Every university is like a microcosm of the society that surrounds it. In academia we find personal and professional relationships intertwined, periods of effective cooperation alternating with bitter controversy, and the same intense emotions and aspirations that are to be seen in the worlds of business or government. Academics argue with each other over facts and interpretations and with the administration over teaching priorities and research funding. As with any organization, to succeed in a university one must develop an aptitude for navigating an intricate web of impediments and obligations; for our subject today, the biologist Ernest Everett Just, this was the greatest challenge of his life.
Just was born in Charleston, South Carolina in 1883. His mother, the sole breadwinner of the family for most of his childhood, worked two jobs: as a teacher during the school year and in phosphate mines on James Island when school wasn’t in session. She had high hopes for her own son’s education, and was devastated when a bout of typhoid caused him to forget how to read and write at a young age. Relearning was slow and difficult, so much so that his mother actually gave up teaching him when it seemed that he wasn’t making progress. Just persevered on his own and managed to recover his lost skills, though the experience left him with bitter memories.
Having witnessed his extraordinary intelligence and tenacity firsthand, Just’s mother pushed him to achieve. Hoping to prepare him for a career in education, she sent him to a land grant school in South Carolina when he was 13 years old, then to a college-prep high school in New Hampshire. He went on to graduate magna cum laude from Dartmouth College with special honors in zoology, the field that would later become his vocation. Though his mother didn’t live to see his college success, Just honored her abiding love for education and fulfilled her dream for him by teaching.
In common with many black graduates of his time, Just was unable to find an inroad to several prestigious white-dominated universities, instead taking a teaching position at the historically black Howard University in 1907. He initially taught only English and rhetoric, but within a few years he was able to move to a newly-formed biology department, finally becoming head of an even newer zoology department in 1912. At around the same time he began to work as a research assistant at the Marine Biological Laboratory at Woods Hole in Massachusetts, where he performed experiments on the fertilization of eggs from marine invertebrates and pursued a doctorate in zoology at the University of Chicago, which he completed in 1916.
By the early 1920s, Just was arguably the most prestigious member of Howard University’s faculty. He was one of only a handful of black men who held a doctorate from a major American university, as well as a respected presence at the Woods Hole laboratory, where his experimental approach was widely admired. But Just was a big fish in a small pond; Howard was a relatively poorly-funded institution where his research was unlikely to be supported and where he had always been expected to devote himself primarily to teaching. These problems were exacerbated even further with the appearance on the scene of Howard president Mordecai Johnson, in 1926.

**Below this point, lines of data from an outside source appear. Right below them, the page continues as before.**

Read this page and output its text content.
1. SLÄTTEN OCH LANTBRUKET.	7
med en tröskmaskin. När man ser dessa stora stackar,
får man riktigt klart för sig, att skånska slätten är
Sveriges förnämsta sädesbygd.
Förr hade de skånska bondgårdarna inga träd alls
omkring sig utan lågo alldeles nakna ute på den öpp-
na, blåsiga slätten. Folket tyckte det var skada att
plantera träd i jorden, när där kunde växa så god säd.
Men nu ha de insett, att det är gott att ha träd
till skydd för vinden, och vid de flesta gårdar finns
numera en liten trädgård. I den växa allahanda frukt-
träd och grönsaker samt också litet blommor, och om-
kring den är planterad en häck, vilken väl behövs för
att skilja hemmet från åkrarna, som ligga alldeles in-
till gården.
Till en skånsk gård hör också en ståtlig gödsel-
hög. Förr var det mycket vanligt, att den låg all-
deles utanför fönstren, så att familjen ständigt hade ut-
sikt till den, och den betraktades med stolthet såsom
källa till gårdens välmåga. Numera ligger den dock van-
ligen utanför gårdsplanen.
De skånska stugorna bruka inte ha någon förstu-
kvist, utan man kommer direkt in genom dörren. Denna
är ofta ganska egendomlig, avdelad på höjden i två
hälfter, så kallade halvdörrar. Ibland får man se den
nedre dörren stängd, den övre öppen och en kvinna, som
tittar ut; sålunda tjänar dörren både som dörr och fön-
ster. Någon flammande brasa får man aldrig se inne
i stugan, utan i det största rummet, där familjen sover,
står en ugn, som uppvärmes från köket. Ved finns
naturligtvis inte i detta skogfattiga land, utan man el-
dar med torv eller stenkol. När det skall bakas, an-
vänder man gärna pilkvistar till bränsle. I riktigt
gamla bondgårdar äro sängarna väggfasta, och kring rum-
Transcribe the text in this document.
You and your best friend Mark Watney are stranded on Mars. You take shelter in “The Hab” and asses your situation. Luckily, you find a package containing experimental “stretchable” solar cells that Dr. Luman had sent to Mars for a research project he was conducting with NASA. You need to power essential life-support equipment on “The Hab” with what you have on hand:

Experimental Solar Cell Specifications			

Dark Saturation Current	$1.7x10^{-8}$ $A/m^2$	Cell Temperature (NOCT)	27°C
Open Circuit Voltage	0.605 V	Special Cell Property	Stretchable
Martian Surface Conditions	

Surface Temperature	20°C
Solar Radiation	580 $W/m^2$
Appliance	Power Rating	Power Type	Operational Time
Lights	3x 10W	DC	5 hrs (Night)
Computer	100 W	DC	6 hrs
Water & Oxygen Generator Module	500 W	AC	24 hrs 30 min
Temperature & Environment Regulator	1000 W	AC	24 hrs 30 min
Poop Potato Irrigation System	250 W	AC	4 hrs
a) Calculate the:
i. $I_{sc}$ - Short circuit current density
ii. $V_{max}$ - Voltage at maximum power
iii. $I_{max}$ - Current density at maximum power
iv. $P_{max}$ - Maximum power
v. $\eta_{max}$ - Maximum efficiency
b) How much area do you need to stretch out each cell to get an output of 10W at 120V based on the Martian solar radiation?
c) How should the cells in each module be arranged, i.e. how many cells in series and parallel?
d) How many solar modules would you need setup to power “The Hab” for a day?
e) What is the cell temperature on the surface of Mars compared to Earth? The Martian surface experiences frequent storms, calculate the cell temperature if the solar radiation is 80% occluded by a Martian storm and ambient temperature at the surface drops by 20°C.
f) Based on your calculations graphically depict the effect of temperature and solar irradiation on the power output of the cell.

Johnson, who was later to assemble a formidable faculty of black academics at Howard, was a man with a vision. Regrettably, that vision had little room for the already-prominent Just and his zoology department. Johnson jockeyed for control of the money that came from grants Just had applied for and frequently deprived the department of resources in favor of the chemistry department and its rising star chemist Percy Lavon Julian. To Just, who was seven years older than Johnson and had worked at Howard for decades, Johnson’s prejudice against his department and apparent lack of respect for his hard-earned reputation was a flagrant insult. Johnson, for his part, seems to have taken a dim view of Just’s passion for biological research, seeing it as a distraction from the more important goal of teaching.
Starved of opportunities to expand his research at the university, Just looked for them abroad. From the late 1920s through the 1930s, he made nearly a dozen visits to European laboratories; among other honors, he was the first American scientist to be invited to study at the Kaiser Wilhelm Institute in Berlin. Ironically, Just enjoyed better treatment from foreign scientists than he could expect from his own colleagues at home. However, his interest in overseas research was to have a tragic conclusion. In 1940, Just was studying at a French laboratory at the same time as the Nazi invasion of France and he was briefly sent to a prisoner-of-war camp. Already in poor health, Just sickened even more in prison and died a little more than a year after he was released.
As a black academic of exceptional ability, Just faced constant pressure throughout his career. First was the racial discrimination that kept him from joining a major university and denied him the respect he had earned by study and research; there was also Johnson’s expectation that his research interests be secondary to teaching. Yet despite this pressure Just was determined to achieve, and his passion for science is something that should strike a chord in the heart of any lifelong student.